Yaşamı hakkında çok az şey bilinen ünlü antikçağ hikâyecisi Ezop (Yunanca: Aisopos),  tanıtıldığı gibi bir hayal ürünü değil, Lidya’nın başkenti Sardes’te yaşamış bir öykü anlatıcısıdır.
  Ezop, kimilerine göre Sisam adası, kimilerine göre Trakya’da bir köyde doğan köle bir köylüydü. İkinci sahibi, Iadmon adında bir Lidyalı idi ve Ezop’a öğrenmedeki çabukluğunun, zekâsının, hazır cevaplığının bedeli olarak özgürlüğünü vermişti.

Antik çağ yazarları Ezop’un fiziki yapısının çok çirkin olduğunu yazar ve şöyle tanımlar; “siyahımsı, kambur, kekeme,  bir boksör burnu ve bir üçgen kafa ile çarpık bacaklı…”

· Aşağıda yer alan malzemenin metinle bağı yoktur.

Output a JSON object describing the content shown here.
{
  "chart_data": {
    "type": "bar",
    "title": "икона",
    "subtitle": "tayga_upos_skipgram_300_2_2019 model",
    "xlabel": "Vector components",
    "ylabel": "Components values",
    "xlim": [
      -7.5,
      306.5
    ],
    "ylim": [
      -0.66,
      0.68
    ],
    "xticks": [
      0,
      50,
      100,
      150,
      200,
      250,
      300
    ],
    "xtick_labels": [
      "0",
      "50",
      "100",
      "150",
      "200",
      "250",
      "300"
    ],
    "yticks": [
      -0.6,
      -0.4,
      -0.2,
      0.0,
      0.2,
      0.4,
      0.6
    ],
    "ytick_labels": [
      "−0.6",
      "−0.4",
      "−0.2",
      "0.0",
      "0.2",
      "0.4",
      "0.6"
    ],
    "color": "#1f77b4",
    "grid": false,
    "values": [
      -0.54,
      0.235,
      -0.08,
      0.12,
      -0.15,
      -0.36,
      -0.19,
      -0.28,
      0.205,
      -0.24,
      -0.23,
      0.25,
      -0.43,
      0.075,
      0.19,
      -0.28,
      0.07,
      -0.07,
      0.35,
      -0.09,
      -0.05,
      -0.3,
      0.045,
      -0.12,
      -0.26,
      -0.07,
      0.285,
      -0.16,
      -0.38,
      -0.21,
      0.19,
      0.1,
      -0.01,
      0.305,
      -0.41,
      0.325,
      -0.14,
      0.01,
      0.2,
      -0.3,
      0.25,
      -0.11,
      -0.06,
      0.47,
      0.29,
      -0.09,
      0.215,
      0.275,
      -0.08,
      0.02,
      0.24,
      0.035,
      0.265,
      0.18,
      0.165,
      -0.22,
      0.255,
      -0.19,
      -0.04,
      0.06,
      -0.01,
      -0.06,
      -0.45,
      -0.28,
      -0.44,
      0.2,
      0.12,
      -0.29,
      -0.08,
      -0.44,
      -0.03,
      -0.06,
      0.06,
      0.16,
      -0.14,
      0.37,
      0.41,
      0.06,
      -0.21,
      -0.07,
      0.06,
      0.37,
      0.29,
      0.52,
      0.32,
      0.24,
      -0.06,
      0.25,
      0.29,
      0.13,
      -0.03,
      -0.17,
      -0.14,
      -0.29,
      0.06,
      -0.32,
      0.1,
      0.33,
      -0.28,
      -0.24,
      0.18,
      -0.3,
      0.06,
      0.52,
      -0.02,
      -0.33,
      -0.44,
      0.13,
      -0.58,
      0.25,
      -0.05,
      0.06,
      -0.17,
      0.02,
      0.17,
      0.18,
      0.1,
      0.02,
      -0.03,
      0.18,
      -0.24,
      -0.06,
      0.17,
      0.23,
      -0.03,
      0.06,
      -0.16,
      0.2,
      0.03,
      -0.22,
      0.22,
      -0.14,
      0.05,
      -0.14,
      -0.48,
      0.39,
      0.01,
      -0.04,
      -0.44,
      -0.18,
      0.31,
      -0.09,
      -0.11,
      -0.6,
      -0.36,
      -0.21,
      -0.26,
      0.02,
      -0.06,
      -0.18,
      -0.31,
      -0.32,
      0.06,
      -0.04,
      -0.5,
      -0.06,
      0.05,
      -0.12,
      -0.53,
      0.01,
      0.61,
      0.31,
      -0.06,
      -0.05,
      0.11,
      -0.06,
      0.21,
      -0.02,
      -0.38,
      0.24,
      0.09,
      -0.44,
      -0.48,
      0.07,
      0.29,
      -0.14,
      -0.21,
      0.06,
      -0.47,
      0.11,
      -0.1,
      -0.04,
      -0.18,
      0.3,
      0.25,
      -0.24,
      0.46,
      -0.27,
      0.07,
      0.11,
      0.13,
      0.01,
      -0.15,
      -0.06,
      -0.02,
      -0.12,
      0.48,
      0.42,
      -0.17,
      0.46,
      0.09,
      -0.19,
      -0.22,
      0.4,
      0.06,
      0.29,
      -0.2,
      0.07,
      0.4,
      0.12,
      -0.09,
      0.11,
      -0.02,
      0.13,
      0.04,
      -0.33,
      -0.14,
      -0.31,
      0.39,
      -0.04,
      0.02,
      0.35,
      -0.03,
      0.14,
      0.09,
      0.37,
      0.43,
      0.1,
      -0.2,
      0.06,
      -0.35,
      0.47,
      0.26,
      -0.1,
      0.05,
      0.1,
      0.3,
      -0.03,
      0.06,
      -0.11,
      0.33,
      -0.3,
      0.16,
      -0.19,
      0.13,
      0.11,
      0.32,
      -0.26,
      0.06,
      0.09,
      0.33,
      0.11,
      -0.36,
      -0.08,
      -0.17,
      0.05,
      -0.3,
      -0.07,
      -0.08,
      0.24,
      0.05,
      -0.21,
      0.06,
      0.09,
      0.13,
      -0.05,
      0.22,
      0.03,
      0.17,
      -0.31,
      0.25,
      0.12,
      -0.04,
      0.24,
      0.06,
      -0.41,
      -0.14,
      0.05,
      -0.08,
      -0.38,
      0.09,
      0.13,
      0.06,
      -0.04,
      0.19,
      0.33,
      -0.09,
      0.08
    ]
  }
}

 Özgürlüğünü kazandığı dönemde günlerini bir bilim, kültür, sanat merkezi olan Lidya Krallığının başkenti, zengin Sardes’e doluşmuş bilge ve düşünürlerin derslerine katılarak, kendisini geliştirerek geçirdi.  
Yaradılışında var olan zekâsı, hazır cevaplığı, zor sorunları bile aşmada gösterdiği örneklemeli çözümleri üretmesi aldığı bu derslerle daha da gelişti.
Zekâsı ve hazırcevaplığı son Lidya Kralı Karun’un (Croesos) kulağına gitti. Bazı yazarlar Kral Karun’u ziyaretinde Solon ile tanıştığını ve arkadaş olduğunu belirtirler.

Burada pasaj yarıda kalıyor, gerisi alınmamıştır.